Sensor research at Soton

1 min read

Researchers at the University of Southampton are developing sensor technologies that will enable major advances in the understanding of marine ecosystems.

Professor Hywel Morgan and Dr Matt Mowlem and colleagues from across the university have received a grant of £1.75m from the Engineering and Physical Sciences Research Council (EPSRC) and the Natural Environment Research Council (NERC) to continue their work in developing sensors to measure marine environments.

They will develop laboratory on a chip (LOAC) technology and fabricate a new generation of integrated micro-devices and sensors capable of operating in harsh environments, without bulky, expensive and power hungry support systems.

According to Professor Morgan, marine environmental sensing has reached a bottleneck where further advances in knowledge and understanding of ecosystems can only be obtained if a new generation of sensors is created.

The proposal has two strands: to develop a lab-on-a-chip chemical and biochemical analyser to detect nutrients and pollutants at the ultra low concentrations found in the ocean, and to develop small chips to identify individual phytoplankton in the oceans.
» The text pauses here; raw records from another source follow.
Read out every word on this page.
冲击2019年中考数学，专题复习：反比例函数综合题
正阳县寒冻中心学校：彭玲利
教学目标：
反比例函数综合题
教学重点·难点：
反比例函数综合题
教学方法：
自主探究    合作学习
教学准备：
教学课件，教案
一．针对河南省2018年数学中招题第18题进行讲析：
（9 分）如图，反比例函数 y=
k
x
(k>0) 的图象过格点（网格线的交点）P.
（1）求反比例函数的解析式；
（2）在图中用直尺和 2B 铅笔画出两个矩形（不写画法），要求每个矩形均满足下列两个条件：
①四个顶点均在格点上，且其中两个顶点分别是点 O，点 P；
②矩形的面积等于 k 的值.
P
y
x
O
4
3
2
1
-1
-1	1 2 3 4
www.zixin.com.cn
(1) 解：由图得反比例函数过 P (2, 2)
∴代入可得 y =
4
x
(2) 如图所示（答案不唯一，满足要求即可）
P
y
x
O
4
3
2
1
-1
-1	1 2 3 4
The sensing packages will be deployed by strapping them to vehicles including profiling (ARGO) floats that already give detailed information on the temperature and salinity of the oceans.
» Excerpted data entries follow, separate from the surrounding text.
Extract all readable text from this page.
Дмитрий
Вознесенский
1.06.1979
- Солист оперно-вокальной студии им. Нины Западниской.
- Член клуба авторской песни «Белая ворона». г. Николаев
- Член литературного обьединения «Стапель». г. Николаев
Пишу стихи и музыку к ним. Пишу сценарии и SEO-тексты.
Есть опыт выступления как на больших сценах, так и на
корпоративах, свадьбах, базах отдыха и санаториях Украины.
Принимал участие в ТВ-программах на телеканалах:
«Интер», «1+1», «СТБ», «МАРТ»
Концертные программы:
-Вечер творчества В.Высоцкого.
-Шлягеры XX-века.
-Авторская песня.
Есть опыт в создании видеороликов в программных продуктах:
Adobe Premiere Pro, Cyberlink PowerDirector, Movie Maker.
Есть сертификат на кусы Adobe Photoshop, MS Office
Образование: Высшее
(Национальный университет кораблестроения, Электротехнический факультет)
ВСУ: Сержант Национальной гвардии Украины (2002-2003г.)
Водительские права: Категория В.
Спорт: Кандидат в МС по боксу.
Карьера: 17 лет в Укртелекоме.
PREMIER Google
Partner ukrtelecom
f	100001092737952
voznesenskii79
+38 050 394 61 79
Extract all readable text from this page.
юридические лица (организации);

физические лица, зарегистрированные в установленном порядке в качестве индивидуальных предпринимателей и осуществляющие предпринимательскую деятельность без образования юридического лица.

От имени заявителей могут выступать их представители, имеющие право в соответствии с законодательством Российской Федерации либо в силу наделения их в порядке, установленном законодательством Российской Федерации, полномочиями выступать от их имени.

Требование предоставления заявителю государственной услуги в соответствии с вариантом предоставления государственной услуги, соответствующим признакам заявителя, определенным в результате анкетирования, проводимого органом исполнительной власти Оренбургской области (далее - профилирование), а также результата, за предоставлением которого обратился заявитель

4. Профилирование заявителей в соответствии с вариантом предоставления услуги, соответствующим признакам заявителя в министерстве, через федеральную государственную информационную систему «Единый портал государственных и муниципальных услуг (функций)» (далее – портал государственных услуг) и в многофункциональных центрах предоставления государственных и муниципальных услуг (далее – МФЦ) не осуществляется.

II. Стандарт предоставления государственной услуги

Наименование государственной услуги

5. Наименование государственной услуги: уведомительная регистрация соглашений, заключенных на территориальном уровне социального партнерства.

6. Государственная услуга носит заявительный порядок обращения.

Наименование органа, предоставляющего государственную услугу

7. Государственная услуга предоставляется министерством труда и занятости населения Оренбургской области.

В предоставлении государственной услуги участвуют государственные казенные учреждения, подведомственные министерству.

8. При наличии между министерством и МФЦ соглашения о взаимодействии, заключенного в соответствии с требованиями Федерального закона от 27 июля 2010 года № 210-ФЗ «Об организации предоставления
According to the university, the development of these biogeochemical sensors over the next four years will provide a new technology platform for marine scientists and have applications for many allied activities such as those undertaken by the water industry, in environmental impact assessments and in monitoring ship ballast water.

'We believe that the co-ordinated development of microfabricated devices across this broad front in marine sensing will be a world first,’ said Professor Morgan.